Super mailboxes will likely cost city nearly $2M, report says
Canada Post says it's giving the city enough to cover the costs
Canada Post’s plan to cancel door-to-door mail service and install community mailboxes will likely cost Hamilton millions, a new city report shows. But the Crown corporation says it shouldn’t cost nearly that much.
Canada Post plans to install community mailboxes on the Mountain as early as this spring, and roll them out to the rest of Hamilton over five years.
Reviewing each location Canada Post chooses for its 4,000 community mailboxes could cost the city as much as $522 per location, shows a city report coming to the general issues committee on Wednesday.
That amounts to $2,088,000 in costs. Canada Post will provide $50 per mailbox, bringing the cost to Hamilton taxpayers down to about $1,888,000.
There shouldn’t be any cost to us, quite frankly.- Coun. Terry Whitehead
The city will also have to hire the full time equivalent of one to 1.5 staff members to do the site evaluations, says the report.
The cost estimate is based on what it currently costs to review utility permits. That comes with concerns such as parking and transit conflicts, crosswalk locations, potential upcoming construction, lighting and drainage.
John Hamilton, spokesman for Canada Post, says $50 per mailbox covered costs for the 11 other communities who converted to the new system last year.
"We’ve done this in many communities," said Hamilton.
Canada Post looks at factors such as community response, street lighting, sidewalks and accessibility with each mailbox location, he said.
"We’ve been able to move forward with ($50 per mailbox) in each community."

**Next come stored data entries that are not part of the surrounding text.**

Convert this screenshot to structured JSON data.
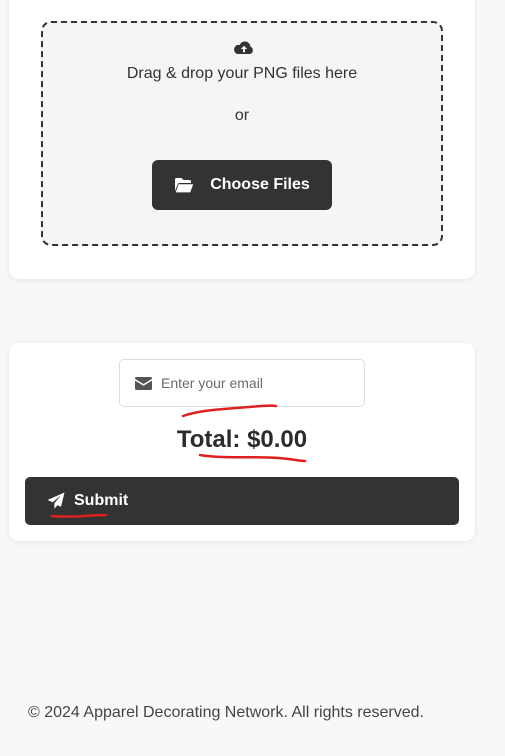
{
  "upload": {
    "icon": "cloud-upload-icon",
    "drop_text": "Drag & drop your PNG files here",
    "or_text": "or",
    "choose_label": "Choose Files",
    "choose_icon": "folder-open-icon"
  },
  "form": {
    "email_icon": "envelope-icon",
    "email_placeholder": "Enter your email",
    "email_value": "",
    "total_text": "Total: $0.00",
    "submit_label": "Submit",
    "submit_icon": "paper-plane-icon"
  },
  "annotation_color": "#e02020",
  "accent_color": "#333333",
  "footer": {
    "text": "© 2024 Apparel Decorating Network. All rights reserved."
  }
}
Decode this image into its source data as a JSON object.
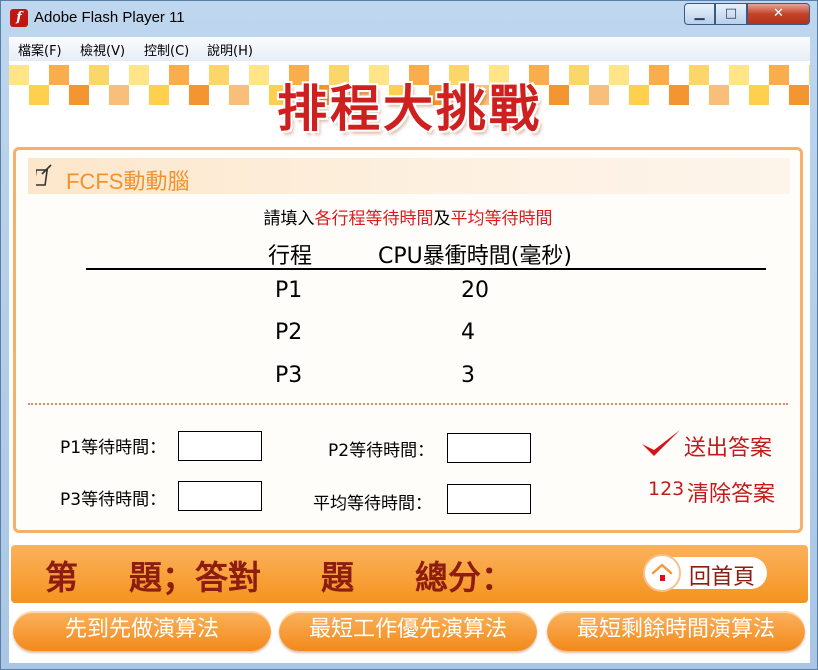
{
  "window": {
    "title": "Adobe Flash Player 11",
    "app_icon_glyph": "f",
    "close_glyph": "✕",
    "max_glyph": "□",
    "min_glyph": "▁"
  },
  "menu": [
    {
      "label": "檔案(F)"
    },
    {
      "label": "檢視(V)"
    },
    {
      "label": "控制(C)"
    },
    {
      "label": "說明(H)"
    }
  ],
  "banner": {
    "title": "排程大挑戰"
  },
  "panel": {
    "header": "FCFS動動腦",
    "instruction": {
      "prefix": "請填入",
      "part1": "各行程等待時間",
      "middle": "及",
      "part2": "平均等待時間"
    },
    "table": {
      "col_process": "行程",
      "col_burst": "CPU暴衝時間(毫秒)",
      "rows": [
        {
          "process": "P1",
          "burst": "20"
        },
        {
          "process": "P2",
          "burst": "4"
        },
        {
          "process": "P3",
          "burst": "3"
        }
      ]
    },
    "inputs": {
      "p1_label": "P1等待時間：",
      "p2_label": "P2等待時間：",
      "p3_label": "P3等待時間：",
      "avg_label": "平均等待時間："
    },
    "submit_label": "送出答案",
    "clear_number": "123",
    "clear_label": "清除答案"
  },
  "score": {
    "q_prefix": "第",
    "q_suffix": "題；答對",
    "correct_suffix": "題",
    "total_label": "總分："
  },
  "home_label": "回首頁",
  "algorithms": [
    {
      "label": "先到先做演算法"
    },
    {
      "label": "最短工作優先演算法"
    },
    {
      "label": "最短剩餘時間演算法"
    }
  ],
  "colors": {
    "accent": "#f5931e",
    "title_red": "#d01f1f",
    "dark_red": "#8c1d0f",
    "checker_orange": "#f28a1a",
    "checker_yellow": "#ffe27a"
  },
  "icons": {
    "checkmark": "check-icon",
    "home": "home-icon",
    "pencil": "notepad-icon"
  }
}
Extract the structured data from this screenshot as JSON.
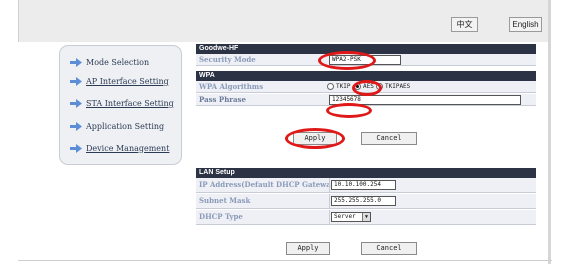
{
  "header": {
    "lang_cn": "中文",
    "lang_en": "English"
  },
  "sidebar": {
    "items": [
      {
        "label": "Mode Selection"
      },
      {
        "label": "AP Interface Setting"
      },
      {
        "label": "STA Interface Setting"
      },
      {
        "label": "Application Setting"
      },
      {
        "label": "Device Management"
      }
    ]
  },
  "goodwe_section": {
    "title": "Goodwe-HF",
    "security_mode_label": "Security Mode",
    "security_mode_value": "WPA2-PSK"
  },
  "wpa_section": {
    "title": "WPA",
    "algorithms_label": "WPA Algorithms",
    "algorithms": [
      "TKIP",
      "AES",
      "TKIPAES"
    ],
    "selected_algorithm": "AES",
    "pass_phrase_label": "Pass Phrase",
    "pass_phrase_value": "12345678"
  },
  "wpa_buttons": {
    "apply": "Apply",
    "cancel": "Cancel"
  },
  "lan_section": {
    "title": "LAN Setup",
    "ip_label": "IP Address(Default DHCP Gateway)",
    "ip_value": "10.10.100.254",
    "mask_label": "Subnet Mask",
    "mask_value": "255.255.255.0",
    "dhcp_label": "DHCP Type",
    "dhcp_value": "Server"
  },
  "lan_buttons": {
    "apply": "Apply",
    "cancel": "Cancel"
  },
  "colors": {
    "section_header": "#2b3344",
    "row_bg": "#eef0f5",
    "annotation": "#e01818"
  }
}
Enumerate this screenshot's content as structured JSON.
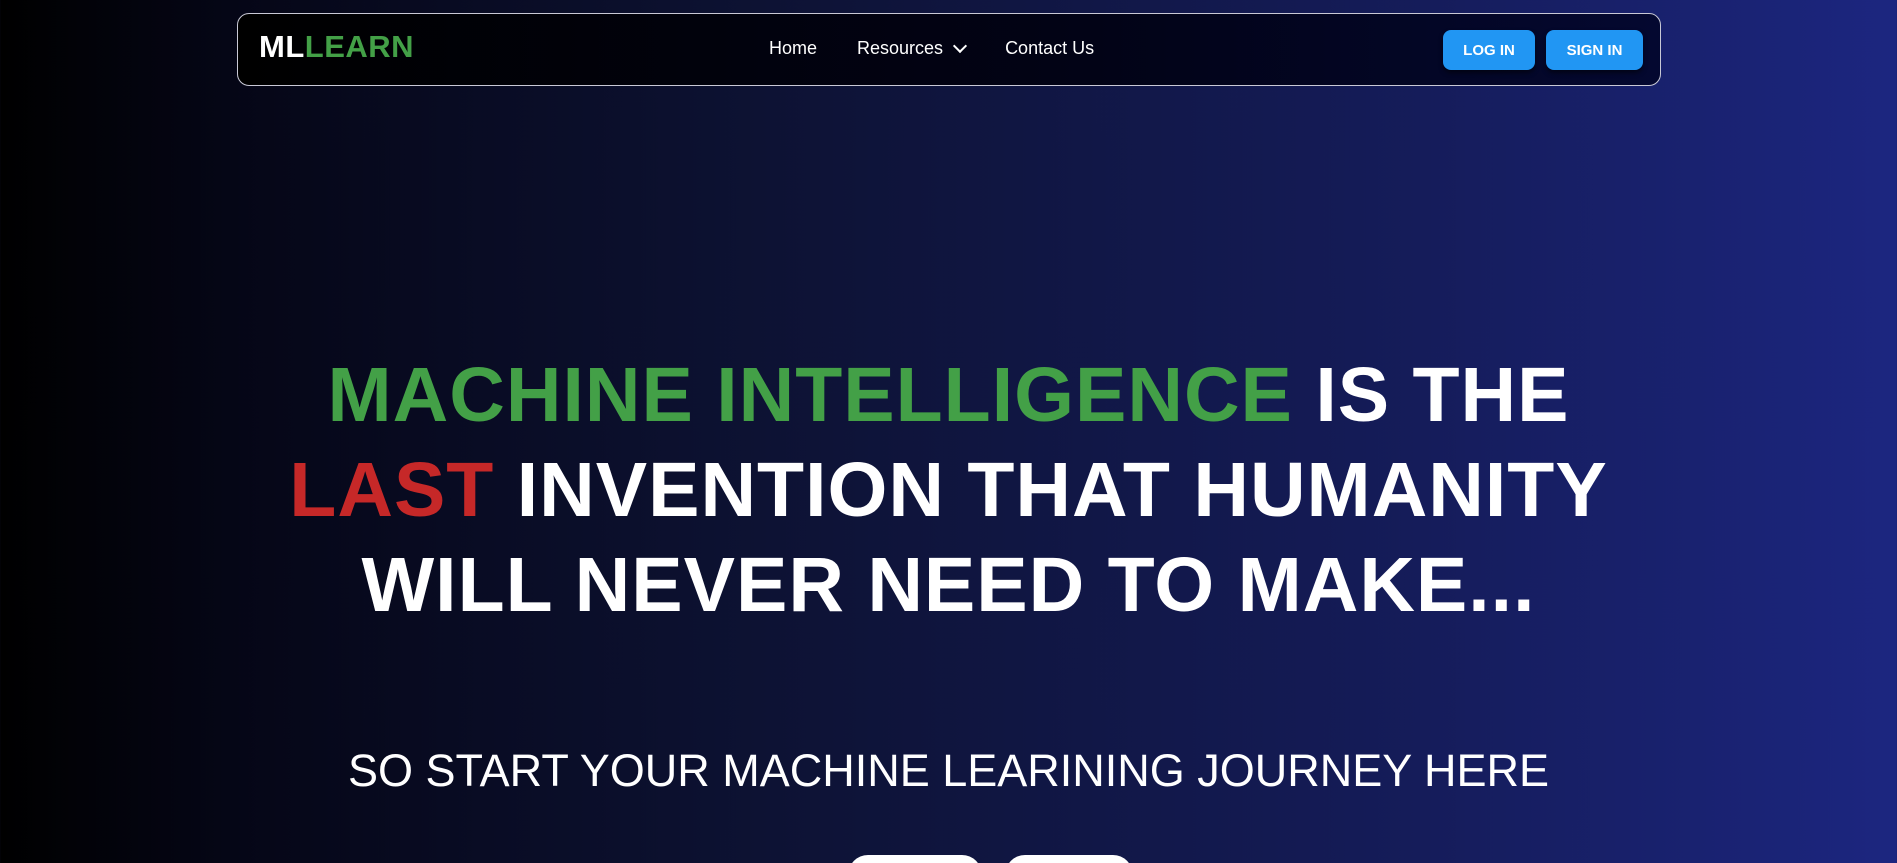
{
  "navbar": {
    "logo_primary": "ML",
    "logo_secondary": "LEARN",
    "links": [
      "Home",
      "Resources",
      "Contact Us"
    ],
    "resources_icon": "chevron-down-icon",
    "login_label": "LOG IN",
    "signin_label": "SIGN IN"
  },
  "hero": {
    "line1_highlight": "MACHINE INTELLIGENCE",
    "line1_rest": " IS THE",
    "line2_highlight": "LAST",
    "line2_rest": " INVENTION THAT HUMANITY",
    "line3": "WILL NEVER NEED TO MAKE...",
    "subtitle": "SO START YOUR MACHINE LEARINING JOURNEY HERE"
  },
  "colors": {
    "accent_green": "#43a047",
    "accent_red": "#c62828",
    "button_blue": "#2196f3",
    "background_start": "#000000",
    "background_end": "#1c2680"
  }
}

But the report suggests the city’s costs will be more complicated than that. The mailboxes could bring ongoing requests for sidewalks and ramps, signs, waste containers for unsolicited mail and other factors.
The mailboxes also expose the city to increased liability in the event that someone is injured on the sites, said Coun. Terry Whitehead of Ward 8. Wards 6, 7, 8 and 9 are the first to be converted to the new system.
'Good faith' offer of $50 per site
City council has already passed a motion to try to prevent the installation of the super mailboxes. Whitehead doesn’t like the idea of the mailboxes costing the city anything.
"There shouldn’t be any cost to us, quite frankly," he said. "It’s supposed to be 100 per cent their cost."
Any money from Hamilton taxpayers "is unacceptable," he said. "We have to get some clarification on that."
Canada Post surveyed communities before locating the mailboxes on the Mountain, Hamilton said.
Municipalities are being asked to subsidize a profitable corporation.- Terry Langley, president, Canadian Union of Postal Workers local 548
"We’re looking to be as respectful as possible and not require (the city) to do a lot of work," Hamilton said.
"We’ve put forward an offer in good faith of $50 per site to cover additional costs."
The city will have to pay to maintain the boxes, said Terry Langley, president of the Canadian Union of Postal Workers local 548.
Factor in that Canada Post saw millions in profits in the latter half of 2014, and "municipalities are being asked to subsidize a profitable corporation," he said.
"The reality is pretty shocking."
Job losses likely
The new city report also recommends:
- That Canada Post consult with residents about eliminating home delivery.
- That the federal government amend the Mail Receptacles Regulations to recognize the city’s authority to regulate and maintain the mailboxes on public roadways.
- That community mailboxes be added to a bylaw that regulates installing such infrastructure on road allowances.
Whitehead, Coun. Scott Duvall of Ward 7, Coun. Tom Jackson of Ward 6 and Coun. Doug Conley of Ward 9 will hold a community information session on Feb. 18 at 6:30 p.m. at the Sackville Hill Seniors Centre about the changes.
"We’re getting lots of questions and lots of complaints," Duvall said.
The new plan will likely mean job losses for local Canada Post employees, although none are planned immediately. About half of the routes will disappear, Langley said.
Under the current collective agreement, Canada Post can’t lay off workers. That agreement expires in January 2016, said Langley, who represents about 1,300 local workers. He expects the work stability clause to be one of the key items of contention during the next round of negotiations with the corporation.
The general issues committee meets at 9:30 a.m. on Wednesday, Feb. 4.